JURNALKALIMANTAN.COM, BANJARMASIN – Kepolisian Sektor Banjarmasin Selatan berhasil mengungkap kasus penemuan pria yang ditemukan meninggal dunia di tepi Jalan Rajawali Raya, Kelurahan Basirih Selatan, Kecamatan Banjarmasin Selatan, dalam waktu kurang dari 24 jam.
Seorang pria berinisial MA (52) diamankan polisi karena diduga terlibat dalam kematian korban bernama Hendra (28), warga Basirih, Kecamatan Banjarmasin Barat, yang sebelumnya ditemukan tak bernyawa di dekat sepeda motor pada Senin (1/6/2026) sore.
Kapolsek Kompol Christugus Lirens melalui Kepala Unit Reserse Kriminal AKP Bejo Ershi Kresna mengatakan, pengungkapan kasus merupakan hasil kerja cepat Unit Reskrim Polsek yang dibantu Tim Operasional Macan Polda Kalimantan Selatan, Resmob Polda Kalsel, dan Macan Polresta Banjarmasin.
Menurut AKP Bejo, kejadian diduga terjadi pada Senin (1/6/2026) sekitar pukul 14.50 Wita di Jalan Rajawali.
Kasus ini mulai terungkap setelah istri korban, Zaitun, menerima informasi dari seorang saksi bahwa suaminya berada di RSUD Ulin Banjarmasin akibat kecelakaan. Namun setelah tiba di rumah sakit, korban diketahui telah meninggal dunia.
“Berdasarkan keterangan medis, korban diduga bukan meninggal akibat kecelakaan lalu lintas, melainkan akibat tindak kekerasan karena ditemukan luka tusuk di bagian leher,” ungkap Kanit, Selasa (2/6/2026) dini hari.
Merasa keberatan atas kematian suaminya, pihak keluarga kemudian melaporkan kejadian tersebut ke Polsek Banjarmasin Selatan untuk diproses secara hukum.
Menindaklanjuti laporan itu, tim gabungan langsung melakukan penyelidikan dan berhasil mengamankan terduga pelaku pada hari yang sama sekitar pukul 18.30 Wita di kawasan Jalan Tembus Mantuil, tepatnya di bawah Jembatan Basirih, Kelurahan Basirih Selatan.
Dari hasil pemeriksaan awal, polisi mengungkap bahwa sebelum kejadian, korban dan terduga pelaku diduga sempat mengonsumsi minuman keras bersama sejumlah rekannya.
Setelah pesta minuman keras berakhir, korban disebut meminta pelaku menemaninya pulang menggunakan sepeda motor.
“Di tengah perjalanan, keduanya terlibat cekcok karena korban mengendarai kendaraan secara ugal-ugalan. Saat melintas di Jalan Rajawali, sepeda motor yang mereka tumpangi terjatuh,” jelas AKP Bejo.
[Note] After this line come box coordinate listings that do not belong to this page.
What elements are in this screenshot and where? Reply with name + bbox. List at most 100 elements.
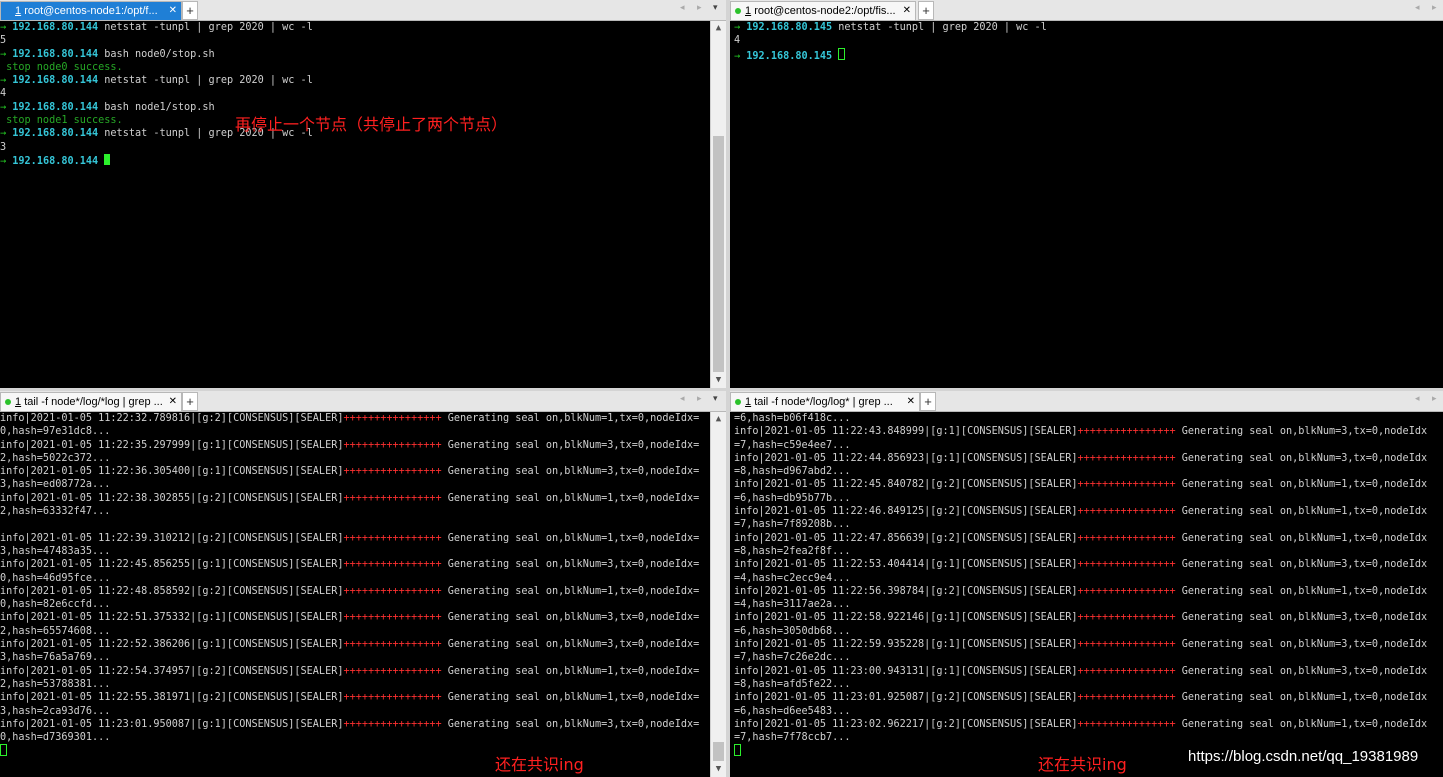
terminal-text: 2,hash=5022c372... [0, 452, 111, 464]
terminal-line: 3,hash=2ca93d76... [0, 705, 711, 718]
terminal-line: 4 [734, 34, 1443, 47]
scrollbar[interactable]: ▲ ▼ [710, 21, 726, 388]
terminal-text: info|2021-01-05 11:22:38.302855|[g:2][CO… [0, 492, 344, 504]
terminal-text: =7,hash=7f78ccb7... [734, 732, 851, 744]
terminal-line: =4,hash=c2ecc9e4... [734, 572, 1443, 585]
terminal-text: info|2021-01-05 11:22:35.297999|[g:1][CO… [0, 439, 344, 451]
close-icon[interactable]: ✕ [169, 393, 177, 411]
terminal-text: 3,hash=2ca93d76... [0, 705, 111, 717]
terminal-line: → 192.168.80.145 [734, 47, 1443, 62]
close-icon[interactable]: ✕ [169, 2, 177, 20]
scroll-down-icon[interactable]: ▼ [711, 373, 726, 388]
terminal-pane-top-right[interactable]: 1 root@centos-node2:/opt/fis... ✕ + ◂ ▸ … [730, 0, 1443, 388]
terminal-output[interactable]: info|2021-01-05 11:22:32.789816|[g:2][CO… [0, 412, 711, 777]
tab-number: 1 [745, 396, 752, 408]
terminal-line: info|2021-01-05 11:22:55.381971|[g:2][CO… [0, 691, 711, 704]
terminal-line: info|2021-01-05 11:22:47.856639|[g:2][CO… [734, 532, 1443, 545]
terminal-text: =8,hash=d967abd2... [734, 466, 851, 478]
tab-dropdown-icon[interactable]: ▾ [713, 2, 718, 13]
terminal-line: info|2021-01-05 11:22:58.922146|[g:1][CO… [734, 611, 1443, 624]
terminal-line: → 192.168.80.144 netstat -tunpl | grep 2… [0, 74, 711, 87]
prompt-arrow-icon: → [734, 22, 747, 33]
terminal-output[interactable]: → 192.168.80.145 netstat -tunpl | grep 2… [730, 21, 1443, 388]
prompt-host: 192.168.80.145 [746, 50, 833, 62]
new-tab-button[interactable]: + [918, 1, 934, 20]
status-dot-icon [735, 399, 741, 405]
terminal-text: ++++++++++++++++ [343, 639, 442, 651]
scroll-up-icon[interactable]: ▲ [711, 412, 726, 427]
tab-title: root@centos-node2:/opt/fis... [754, 5, 896, 17]
terminal-text: 0,hash=d7369301... [0, 732, 111, 744]
terminal-line: 0,hash=d7369301... [0, 731, 711, 744]
tab-title: root@centos-node1:/opt/f... [24, 5, 158, 17]
tab-title: tail -f node*/log/log* | grep ... [754, 396, 893, 408]
terminal-text: Generating seal on,blkNum=1,tx=0,nodeIdx… [441, 532, 700, 544]
terminal-text: =7,hash=c59e4ee7... [734, 439, 851, 451]
terminal-text: Generating seal on,blkNum=3,tx=0,nodeIdx… [441, 612, 700, 624]
terminal-line: =8,hash=afd5fe22... [734, 678, 1443, 691]
prompt-arrow-icon: → [0, 48, 13, 60]
terminal-line: 0,hash=46d95fce... [0, 572, 711, 585]
terminal-text: ++++++++++++++++ [343, 665, 442, 677]
tab-scroll-arrows-icon[interactable]: ◂ ▸ [1415, 2, 1442, 13]
terminal-text: info|2021-01-05 11:22:52.386206|[g:1][CO… [0, 639, 344, 651]
terminal-text: 3,hash=ed08772a... [0, 479, 111, 491]
tab-dropdown-icon[interactable]: ▾ [713, 393, 718, 404]
terminal-text: Generating seal on,blkNum=1,tx=0,nodeIdx [1175, 532, 1428, 544]
new-tab-button[interactable]: + [920, 392, 936, 411]
terminal-pane-top-left[interactable]: 1 root@centos-node1:/opt/f... ✕ + ◂ ▸ ▾ … [0, 0, 726, 388]
tab-bar: 1 root@centos-node2:/opt/fis... ✕ + ◂ ▸ [730, 0, 1443, 21]
terminal-text: info|2021-01-05 11:22:45.856255|[g:1][CO… [0, 559, 344, 571]
session-tab[interactable]: 1 root@centos-node2:/opt/fis... ✕ [730, 1, 916, 20]
terminal-text: info|2021-01-05 11:22:46.849125|[g:2][CO… [734, 506, 1078, 518]
terminal-text: Generating seal on,blkNum=1,tx=0,nodeIdx… [441, 413, 700, 424]
terminal-text: Generating seal on,blkNum=3,tx=0,nodeIdx [1175, 452, 1428, 464]
new-tab-button[interactable]: + [182, 392, 198, 411]
close-icon[interactable]: ✕ [903, 2, 911, 20]
terminal-text: Generating seal on,blkNum=1,tx=0,nodeIdx [1175, 692, 1428, 704]
scroll-up-icon[interactable]: ▲ [711, 21, 726, 36]
terminal-text: =6,hash=d6ee5483... [734, 705, 851, 717]
cursor-icon [0, 744, 7, 757]
scrollbar[interactable]: ▲ ▼ [710, 412, 726, 777]
tab-bar: 1 root@centos-node1:/opt/f... ✕ + ◂ ▸ ▾ [0, 0, 726, 21]
terminal-line: =8,hash=2fea2f8f... [734, 545, 1443, 558]
tab-scroll-arrows-icon[interactable]: ◂ ▸ [680, 393, 707, 404]
new-tab-button[interactable]: + [182, 1, 198, 20]
terminal-line: info|2021-01-05 11:22:51.375332|[g:1][CO… [0, 611, 711, 624]
terminal-text: Generating seal on,blkNum=1,tx=0,nodeIdx [1175, 506, 1428, 518]
terminal-text: Generating seal on,blkNum=3,tx=0,nodeIdx [1175, 639, 1428, 651]
terminal-text: =7,hash=7f89208b... [734, 519, 851, 531]
session-tab[interactable]: 1 tail -f node*/log/log* | grep ... ✕ [730, 392, 920, 411]
tab-number: 1 [745, 5, 752, 17]
tab-scroll-arrows-icon[interactable]: ◂ ▸ [1415, 393, 1442, 404]
terminal-text: netstat -tunpl | grep 2020 | wc -l [832, 22, 1047, 33]
terminal-text: Generating seal on,blkNum=3,tx=0,nodeIdx… [441, 439, 700, 451]
status-dot-icon [735, 8, 741, 14]
close-icon[interactable]: ✕ [907, 393, 915, 411]
tab-scroll-arrows-icon[interactable]: ◂ ▸ [680, 2, 707, 13]
session-tab[interactable]: 1 root@centos-node1:/opt/f... ✕ [0, 1, 182, 20]
terminal-text: 0,hash=97e31dc8... [0, 426, 111, 438]
scroll-thumb[interactable] [713, 742, 724, 761]
terminal-text: info|2021-01-05 11:23:00.943131|[g:1][CO… [734, 665, 1078, 677]
terminal-pane-bottom-left[interactable]: 1 tail -f node*/log/*log | grep ... ✕ + … [0, 391, 726, 777]
terminal-text: 0,hash=82e6ccfd... [0, 599, 111, 611]
terminal-line: =7,hash=c59e4ee7... [734, 439, 1443, 452]
terminal-text: ++++++++++++++++ [343, 585, 442, 597]
prompt-host: 192.168.80.144 [12, 101, 99, 113]
terminal-text: ++++++++++++++++ [1077, 585, 1176, 597]
terminal-line: 2,hash=63332f47... [0, 505, 711, 518]
prompt-host: 192.168.80.144 [12, 48, 99, 60]
terminal-text: ++++++++++++++++ [343, 532, 442, 544]
terminal-output[interactable]: =6,hash=b06f418c... info|2021-01-05 11:22… [730, 412, 1443, 777]
scroll-thumb[interactable] [713, 136, 724, 372]
tab-number: 1 [15, 5, 22, 17]
scroll-down-icon[interactable]: ▼ [711, 762, 726, 777]
terminal-output[interactable]: → 192.168.80.144 netstat -tunpl | grep 2… [0, 21, 711, 388]
terminal-text: info|2021-01-05 11:22:55.381971|[g:2][CO… [0, 692, 344, 704]
session-tab[interactable]: 1 tail -f node*/log/*log | grep ... ✕ [0, 392, 182, 411]
terminal-pane-bottom-right[interactable]: 1 tail -f node*/log/log* | grep ... ✕ + … [730, 391, 1443, 777]
terminal-line: info|2021-01-05 11:22:46.849125|[g:2][CO… [734, 505, 1443, 518]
Dalam kondisi emosi, terduga pelaku diduga mengambil sebatang besi aluminium sepanjang sekitar 35 sentimeter di sekitar lokasi, lalu menusukkannya ke leher kanan korban.
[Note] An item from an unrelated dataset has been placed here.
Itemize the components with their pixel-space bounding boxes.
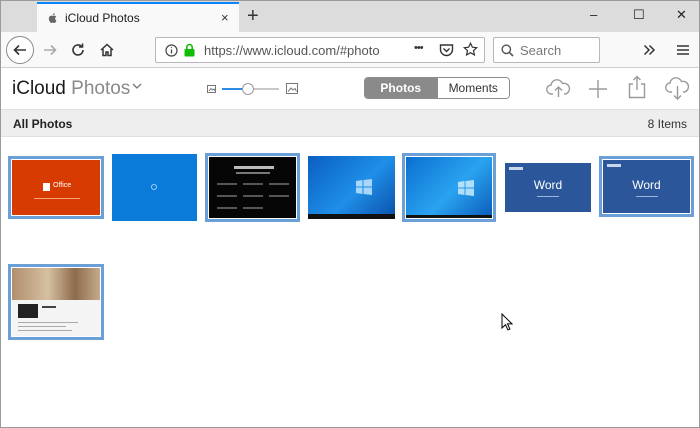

“Berdasarkan hasil pemeriksaan medis di RSUD Ulin Banjarmasin, korban mengalami luka tusuk pada leher bagian kanan serta luka iris pada dada sebelah kiri yang mengakibatkan korban meninggal dunia,” lanjutnya.
Selain mengamankan terduga pelaku, polisi juga menyita sejumlah barang bukti berupa satu batang besi aluminium yang diduga digunakan dalam peristiwa tersebut, satu unit sepeda motor Yamaha Jupiter MX, pakaian korban dan MA, tiga botol alkohol, satu bungkus minuman energi, serta satu botol air mineral.
Saat ini, MA telah diamankan di Mapolsek Banjarmasin Selatan untuk menjalani proses hukum lebih lanjut. Polisi menjerat terduga pelaku dengan Pasal 458 Undang-Undang Nomor 1 Tahun 2023 tentang Kitab Undang-Undang Hukum Pidana terkait tindak pidana pembunuhan.